Energy systems consist of hardware, such as pipelines and power plants, and software, such as societal practices and institutions. This course introduces students to systems thinking in the field of sustainable energy. Students learn how to detect, understand, and analyze complex cause-effect relationships in the global energy system. The course covers topics such as life cycle assessment, socio-technical systems, the water-energy nexus, and integrated assessment.?

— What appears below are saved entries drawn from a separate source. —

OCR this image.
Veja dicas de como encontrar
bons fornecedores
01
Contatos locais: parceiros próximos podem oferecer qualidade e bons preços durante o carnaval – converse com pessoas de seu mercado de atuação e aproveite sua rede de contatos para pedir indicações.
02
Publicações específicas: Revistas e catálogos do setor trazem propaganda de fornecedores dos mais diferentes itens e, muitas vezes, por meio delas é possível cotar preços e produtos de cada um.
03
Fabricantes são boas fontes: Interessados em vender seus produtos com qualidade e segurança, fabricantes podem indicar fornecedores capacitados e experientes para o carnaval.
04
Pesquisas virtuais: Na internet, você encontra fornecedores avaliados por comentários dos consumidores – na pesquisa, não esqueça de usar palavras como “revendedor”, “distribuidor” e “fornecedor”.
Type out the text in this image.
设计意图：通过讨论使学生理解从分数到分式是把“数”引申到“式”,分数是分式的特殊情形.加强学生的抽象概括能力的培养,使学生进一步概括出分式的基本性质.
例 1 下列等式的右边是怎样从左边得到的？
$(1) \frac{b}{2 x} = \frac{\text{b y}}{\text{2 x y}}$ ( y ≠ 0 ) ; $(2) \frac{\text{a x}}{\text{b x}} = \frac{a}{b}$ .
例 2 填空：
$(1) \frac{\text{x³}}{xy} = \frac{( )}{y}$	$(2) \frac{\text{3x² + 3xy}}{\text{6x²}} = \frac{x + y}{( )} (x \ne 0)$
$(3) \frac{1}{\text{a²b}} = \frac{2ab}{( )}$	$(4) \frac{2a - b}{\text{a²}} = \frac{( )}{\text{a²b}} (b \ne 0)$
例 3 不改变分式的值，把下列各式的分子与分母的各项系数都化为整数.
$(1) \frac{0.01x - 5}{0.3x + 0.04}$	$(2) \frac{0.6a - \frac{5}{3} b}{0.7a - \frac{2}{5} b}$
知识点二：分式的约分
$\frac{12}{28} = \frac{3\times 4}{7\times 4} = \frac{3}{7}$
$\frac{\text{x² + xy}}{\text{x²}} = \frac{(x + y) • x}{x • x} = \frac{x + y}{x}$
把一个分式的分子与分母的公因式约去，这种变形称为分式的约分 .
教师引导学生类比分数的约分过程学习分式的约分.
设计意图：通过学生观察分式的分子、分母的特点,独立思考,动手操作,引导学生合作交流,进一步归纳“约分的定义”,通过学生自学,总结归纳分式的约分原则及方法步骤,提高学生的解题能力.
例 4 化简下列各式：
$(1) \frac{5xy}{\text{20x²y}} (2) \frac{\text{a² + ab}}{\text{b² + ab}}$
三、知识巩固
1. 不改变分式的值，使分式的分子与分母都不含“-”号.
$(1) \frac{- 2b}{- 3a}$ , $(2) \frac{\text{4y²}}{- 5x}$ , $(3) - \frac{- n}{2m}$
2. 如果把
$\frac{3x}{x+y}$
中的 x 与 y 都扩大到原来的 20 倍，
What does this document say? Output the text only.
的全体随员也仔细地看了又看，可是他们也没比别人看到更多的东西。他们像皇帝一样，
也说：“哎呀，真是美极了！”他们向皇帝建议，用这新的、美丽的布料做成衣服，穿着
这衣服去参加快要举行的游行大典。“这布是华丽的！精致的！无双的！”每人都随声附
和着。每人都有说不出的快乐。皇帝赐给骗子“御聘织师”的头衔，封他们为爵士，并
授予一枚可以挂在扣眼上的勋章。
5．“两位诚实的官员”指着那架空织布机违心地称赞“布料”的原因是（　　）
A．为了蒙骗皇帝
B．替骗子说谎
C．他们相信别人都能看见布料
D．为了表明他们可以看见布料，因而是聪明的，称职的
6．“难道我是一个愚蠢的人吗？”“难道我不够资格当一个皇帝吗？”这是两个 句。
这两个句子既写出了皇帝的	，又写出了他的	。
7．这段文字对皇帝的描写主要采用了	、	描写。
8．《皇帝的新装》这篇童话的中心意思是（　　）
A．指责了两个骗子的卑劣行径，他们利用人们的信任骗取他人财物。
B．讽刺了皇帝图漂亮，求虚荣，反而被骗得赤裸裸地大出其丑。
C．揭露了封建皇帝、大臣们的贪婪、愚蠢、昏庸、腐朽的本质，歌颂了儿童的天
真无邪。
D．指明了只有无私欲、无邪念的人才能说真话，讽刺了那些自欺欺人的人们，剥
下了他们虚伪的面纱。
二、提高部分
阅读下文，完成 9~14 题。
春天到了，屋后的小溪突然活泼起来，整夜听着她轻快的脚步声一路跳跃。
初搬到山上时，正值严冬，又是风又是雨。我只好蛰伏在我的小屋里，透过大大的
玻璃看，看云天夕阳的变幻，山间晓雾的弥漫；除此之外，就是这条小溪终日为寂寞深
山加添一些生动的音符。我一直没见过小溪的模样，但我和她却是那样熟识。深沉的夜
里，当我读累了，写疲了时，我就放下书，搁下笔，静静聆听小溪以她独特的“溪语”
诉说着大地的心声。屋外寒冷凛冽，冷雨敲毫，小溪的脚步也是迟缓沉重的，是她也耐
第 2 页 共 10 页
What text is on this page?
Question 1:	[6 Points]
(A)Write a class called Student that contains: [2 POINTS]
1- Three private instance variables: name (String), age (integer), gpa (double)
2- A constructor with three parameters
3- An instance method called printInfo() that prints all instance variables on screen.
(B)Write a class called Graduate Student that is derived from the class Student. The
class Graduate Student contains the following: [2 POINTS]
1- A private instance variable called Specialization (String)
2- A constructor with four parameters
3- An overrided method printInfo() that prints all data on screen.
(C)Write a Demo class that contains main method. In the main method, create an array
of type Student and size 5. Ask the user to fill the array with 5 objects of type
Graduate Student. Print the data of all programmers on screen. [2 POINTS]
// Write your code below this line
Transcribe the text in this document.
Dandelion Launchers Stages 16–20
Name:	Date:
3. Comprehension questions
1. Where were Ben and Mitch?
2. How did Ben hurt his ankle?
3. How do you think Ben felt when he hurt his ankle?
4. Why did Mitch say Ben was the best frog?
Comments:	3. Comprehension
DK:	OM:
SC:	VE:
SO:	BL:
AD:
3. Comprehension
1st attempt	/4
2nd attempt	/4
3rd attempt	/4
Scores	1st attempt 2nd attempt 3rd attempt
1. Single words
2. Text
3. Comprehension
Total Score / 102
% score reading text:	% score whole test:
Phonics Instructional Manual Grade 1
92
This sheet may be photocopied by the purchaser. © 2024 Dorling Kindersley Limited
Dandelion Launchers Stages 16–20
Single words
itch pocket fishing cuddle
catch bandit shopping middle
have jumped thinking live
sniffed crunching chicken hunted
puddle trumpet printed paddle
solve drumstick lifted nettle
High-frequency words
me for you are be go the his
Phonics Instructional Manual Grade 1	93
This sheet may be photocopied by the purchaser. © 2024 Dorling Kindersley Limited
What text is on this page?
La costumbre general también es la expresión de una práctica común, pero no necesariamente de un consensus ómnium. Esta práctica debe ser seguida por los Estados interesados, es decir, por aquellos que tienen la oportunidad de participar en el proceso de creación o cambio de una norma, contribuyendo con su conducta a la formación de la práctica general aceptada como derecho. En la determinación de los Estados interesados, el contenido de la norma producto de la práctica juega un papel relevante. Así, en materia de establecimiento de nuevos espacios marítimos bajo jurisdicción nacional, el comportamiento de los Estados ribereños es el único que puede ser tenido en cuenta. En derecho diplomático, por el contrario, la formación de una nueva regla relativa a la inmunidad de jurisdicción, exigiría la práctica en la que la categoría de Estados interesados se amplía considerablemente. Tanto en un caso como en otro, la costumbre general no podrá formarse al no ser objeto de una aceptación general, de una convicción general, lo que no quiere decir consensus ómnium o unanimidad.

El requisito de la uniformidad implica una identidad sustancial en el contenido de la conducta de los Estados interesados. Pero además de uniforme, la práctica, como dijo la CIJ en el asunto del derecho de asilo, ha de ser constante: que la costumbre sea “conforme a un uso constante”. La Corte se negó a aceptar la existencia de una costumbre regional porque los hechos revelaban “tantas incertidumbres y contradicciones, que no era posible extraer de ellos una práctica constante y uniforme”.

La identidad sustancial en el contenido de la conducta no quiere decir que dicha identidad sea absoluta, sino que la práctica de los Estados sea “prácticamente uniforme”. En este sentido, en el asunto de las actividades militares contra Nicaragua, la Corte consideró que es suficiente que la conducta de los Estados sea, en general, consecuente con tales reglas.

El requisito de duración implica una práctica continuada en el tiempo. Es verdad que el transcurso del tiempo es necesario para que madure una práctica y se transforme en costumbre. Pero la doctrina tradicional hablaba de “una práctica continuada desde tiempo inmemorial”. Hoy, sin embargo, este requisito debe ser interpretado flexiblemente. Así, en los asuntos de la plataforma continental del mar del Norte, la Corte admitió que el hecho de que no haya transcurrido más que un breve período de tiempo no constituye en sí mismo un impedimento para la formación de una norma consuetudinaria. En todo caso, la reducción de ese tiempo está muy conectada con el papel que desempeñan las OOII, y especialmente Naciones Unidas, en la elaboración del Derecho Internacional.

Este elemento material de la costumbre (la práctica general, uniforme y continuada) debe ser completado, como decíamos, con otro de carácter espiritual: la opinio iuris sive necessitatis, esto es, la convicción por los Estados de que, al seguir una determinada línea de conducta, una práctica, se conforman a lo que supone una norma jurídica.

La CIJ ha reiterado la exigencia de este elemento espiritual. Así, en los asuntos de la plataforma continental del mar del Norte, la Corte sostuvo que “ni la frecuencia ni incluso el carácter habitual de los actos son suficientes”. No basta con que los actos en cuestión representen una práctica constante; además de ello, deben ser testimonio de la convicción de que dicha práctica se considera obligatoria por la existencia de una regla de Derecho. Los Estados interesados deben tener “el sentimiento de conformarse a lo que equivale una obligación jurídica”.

The MASE degree culminates in a capstone research project, which students will begin during the Capstone Residency I course in Washington, DC. The capstone research project focuses on a broad, common theme but allows students to choose a focus that reflects their interests and future career plans. The goal is to solve an important problem of practical importance in the field of sustainable energy. During Capstone Residency I, students are introduced to the capstone project, brainstorm potential ideas, write a project proposal, and develop a timeline for completion. Students are guided by a faculty advisor as they engage in collaborative efforts to develop and refine their ideas. Students will also hear from expert guest lecturers on a variety of energy-related topics.
The MASE capstone experience culminates with the Capstone Residency II course, which takes place in Washington, DC at the end of the MASE program, immediately preceding graduation. Students will come to Washington, DC to present their capstone projects to faculty and peers and engage in rigorous Q&A sessions. Students will receive detailed feedback from faculty on their capstone projects.
The Capstone Course is a continuation of the work begun during the Capstone Residency I course. The Capstone Course takes place during the final semester of the program. Students will further develop their research skills and build upon their knowledge of Sustainable Energy as they prepare a written report, slide deck, and executive summary on their chosen capstone topic. Opportunities for faculty review and peer review will be provided.